Dorabella was back at Caddington for the weekend. She was glad that I was home for a while. We had a pleasant weekend and when she went back I knew that my parents were uneasy. They did not like one of their precious daughters going into danger, and what had happened to me had enhanced their fears. One could be in danger, of course, anywhere in the country, but the capital was particularly vulnerable.
Dorabella was ready to face any danger to continue to live her exciting life; she took great pleasure in hinting that her fascinating husband was a man of great importance who guarded the natio
n’s secrets.
Richard was released from hospital and had a week’s leave before rejoining his regiment; he spent half of it with us, the other half with his family in London.
Then, finally, the tide of events turned. I remember that June day well. It was the sixth—a day never to be forgotten. There was expectancy in the air, and most people must have been aware that great events were pending. We all gathered round the wireless for news and listened eagerly.
And there it was.
“Under the command of General Eisenhower, Allied naval forces, supported from the air, began landing Allied armies on the northern coast of France …”
We all looked at each other, emotional, tense. The necessary invasion of the Continent had begun.
People could talk of nothing else. At the end of his leave Richard joined his regiment, though he was not considered fit yet to go abroad, and the following week I went back to London to resume my work in the Ministry.
There was an air of euphoria everywhere.
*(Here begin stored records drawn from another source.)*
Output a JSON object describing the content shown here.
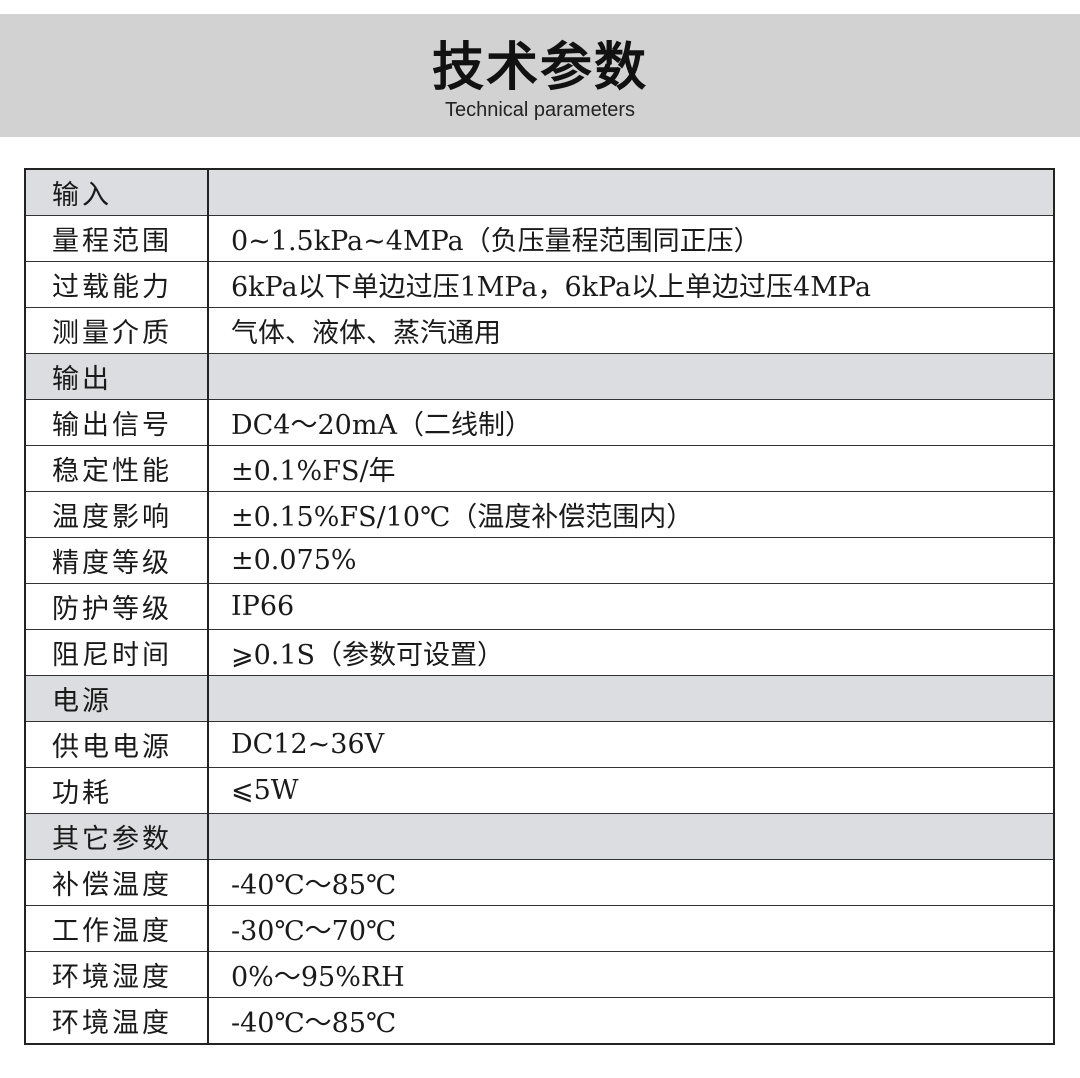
{
  "header": {
    "title": "技术参数",
    "subtitle": "Technical parameters"
  },
  "colors": {
    "banner": "#d2d2d2",
    "section_row": "#dcdde1"
  },
  "rows": [
    {
      "label": "输入",
      "value": "",
      "section": true
    },
    {
      "label": "量程范围",
      "value": "0~1.5kPa~4MPa（负压量程范围同正压）"
    },
    {
      "label": "过载能力",
      "value": "6kPa以下单边过压1MPa，6kPa以上单边过压4MPa"
    },
    {
      "label": "测量介质",
      "value": "气体、液体、蒸汽通用"
    },
    {
      "label": "输出",
      "value": "",
      "section": true
    },
    {
      "label": "输出信号",
      "value": "DC4～20mA（二线制）"
    },
    {
      "label": "稳定性能",
      "value": "±0.1%FS/年"
    },
    {
      "label": "温度影响",
      "value": "±0.15%FS/10℃（温度补偿范围内）"
    },
    {
      "label": "精度等级",
      "value": "±0.075%"
    },
    {
      "label": "防护等级",
      "value": "IP66"
    },
    {
      "label": "阻尼时间",
      "value": "⩾0.1S（参数可设置）"
    },
    {
      "label": "电源",
      "value": "",
      "section": true
    },
    {
      "label": "供电电源",
      "value": "DC12~36V"
    },
    {
      "label": "功耗",
      "value": "⩽5W"
    },
    {
      "label": "其它参数",
      "value": "",
      "section": true
    },
    {
      "label": "补偿温度",
      "value": "-40℃～85℃"
    },
    {
      "label": "工作温度",
      "value": "-30℃～70℃"
    },
    {
      "label": "环境湿度",
      "value": "0%～95%RH"
    },
    {
      "label": "环境温度",
      "value": "-40℃～85℃"
    }
  ]
}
People talked constantly about the landings. It was the beginning of the end, they said. We were coming out of the darkness which had enveloped us for the last five years and soon everything would be normal again.
This mood persisted, although the Prime Minister warned us against too much optimism. We had made an excellent start, but there was a great deal to be done. We eagerly waited for any news we could get. Several of the Channel ports were now in Allied hands. Nothing could convince us that the news was not good and we were on the road to victory.
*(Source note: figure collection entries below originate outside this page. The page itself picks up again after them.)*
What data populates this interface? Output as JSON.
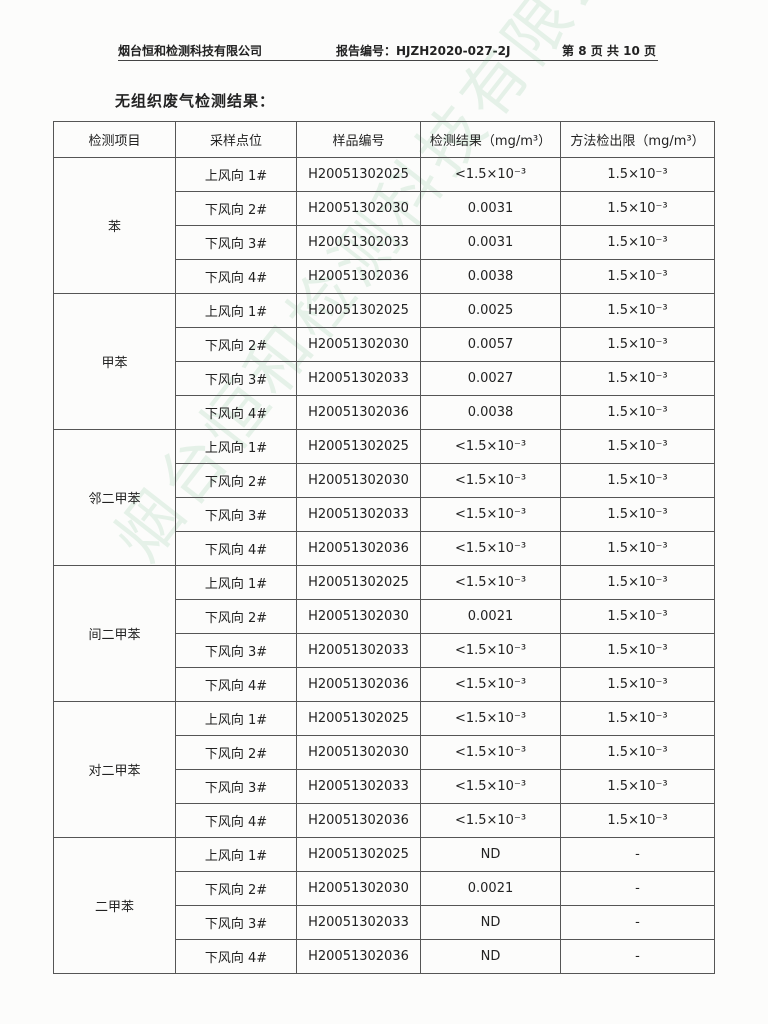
{
  "header": {
    "company": "烟台恒和检测科技有限公司",
    "report_no": "报告编号：HJZH2020-027-2J",
    "page": "第 8 页 共 10 页"
  },
  "section_title": "无组织废气检测结果：",
  "watermark": "烟台恒和检测科技有限公司",
  "table": {
    "columns": [
      "检测项目",
      "采样点位",
      "样品编号",
      "检测结果（mg/m³）",
      "方法检出限（mg/m³）"
    ],
    "groups": [
      {
        "item": "苯",
        "rows": [
          [
            "上风向 1#",
            "H20051302025",
            "<1.5×10⁻³",
            "1.5×10⁻³"
          ],
          [
            "下风向 2#",
            "H20051302030",
            "0.0031",
            "1.5×10⁻³"
          ],
          [
            "下风向 3#",
            "H20051302033",
            "0.0031",
            "1.5×10⁻³"
          ],
          [
            "下风向 4#",
            "H20051302036",
            "0.0038",
            "1.5×10⁻³"
          ]
        ]
      },
      {
        "item": "甲苯",
        "rows": [
          [
            "上风向 1#",
            "H20051302025",
            "0.0025",
            "1.5×10⁻³"
          ],
          [
            "下风向 2#",
            "H20051302030",
            "0.0057",
            "1.5×10⁻³"
          ],
          [
            "下风向 3#",
            "H20051302033",
            "0.0027",
            "1.5×10⁻³"
          ],
          [
            "下风向 4#",
            "H20051302036",
            "0.0038",
            "1.5×10⁻³"
          ]
        ]
      },
      {
        "item": "邻二甲苯",
        "rows": [
          [
            "上风向 1#",
            "H20051302025",
            "<1.5×10⁻³",
            "1.5×10⁻³"
          ],
          [
            "下风向 2#",
            "H20051302030",
            "<1.5×10⁻³",
            "1.5×10⁻³"
          ],
          [
            "下风向 3#",
            "H20051302033",
            "<1.5×10⁻³",
            "1.5×10⁻³"
          ],
          [
            "下风向 4#",
            "H20051302036",
            "<1.5×10⁻³",
            "1.5×10⁻³"
          ]
        ]
      },
      {
        "item": "间二甲苯",
        "rows": [
          [
            "上风向 1#",
            "H20051302025",
            "<1.5×10⁻³",
            "1.5×10⁻³"
          ],
          [
            "下风向 2#",
            "H20051302030",
            "0.0021",
            "1.5×10⁻³"
          ],
          [
            "下风向 3#",
            "H20051302033",
            "<1.5×10⁻³",
            "1.5×10⁻³"
          ],
          [
            "下风向 4#",
            "H20051302036",
            "<1.5×10⁻³",
            "1.5×10⁻³"
          ]
        ]
      },
      {
        "item": "对二甲苯",
        "rows": [
          [
            "上风向 1#",
            "H20051302025",
            "<1.5×10⁻³",
            "1.5×10⁻³"
          ],
          [
            "下风向 2#",
            "H20051302030",
            "<1.5×10⁻³",
            "1.5×10⁻³"
          ],
          [
            "下风向 3#",
            "H20051302033",
            "<1.5×10⁻³",
            "1.5×10⁻³"
          ],
          [
            "下风向 4#",
            "H20051302036",
            "<1.5×10⁻³",
            "1.5×10⁻³"
          ]
        ]
      },
      {
        "item": "二甲苯",
        "rows": [
          [
            "上风向 1#",
            "H20051302025",
            "ND",
            "-"
          ],
          [
            "下风向 2#",
            "H20051302030",
            "0.0021",
            "-"
          ],
          [
            "下风向 3#",
            "H20051302033",
            "ND",
            "-"
          ],
          [
            "下风向 4#",
            "H20051302036",
            "ND",
            "-"
          ]
        ]
      }
    ]
  }
}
Although I had been glad to be home for a period when I might recover, I was looking forward to seeing the girls again.
Mary Grace had kept me informed and it seemed that nothing had changed except that Marian was like a different person and was quite merry. It amazed me that her life could have been so overshadowed by such a trivial matter; but, of course, what are trivialities depends on their importance to the people concerned with them.
I was due to return to London on a Sunday evening and it was on the preceding Friday that we heard the news of a new weapon which was being used against us. It was called “Hitler’s Secret Weapon” by the Germans; we called it his last desperate throw.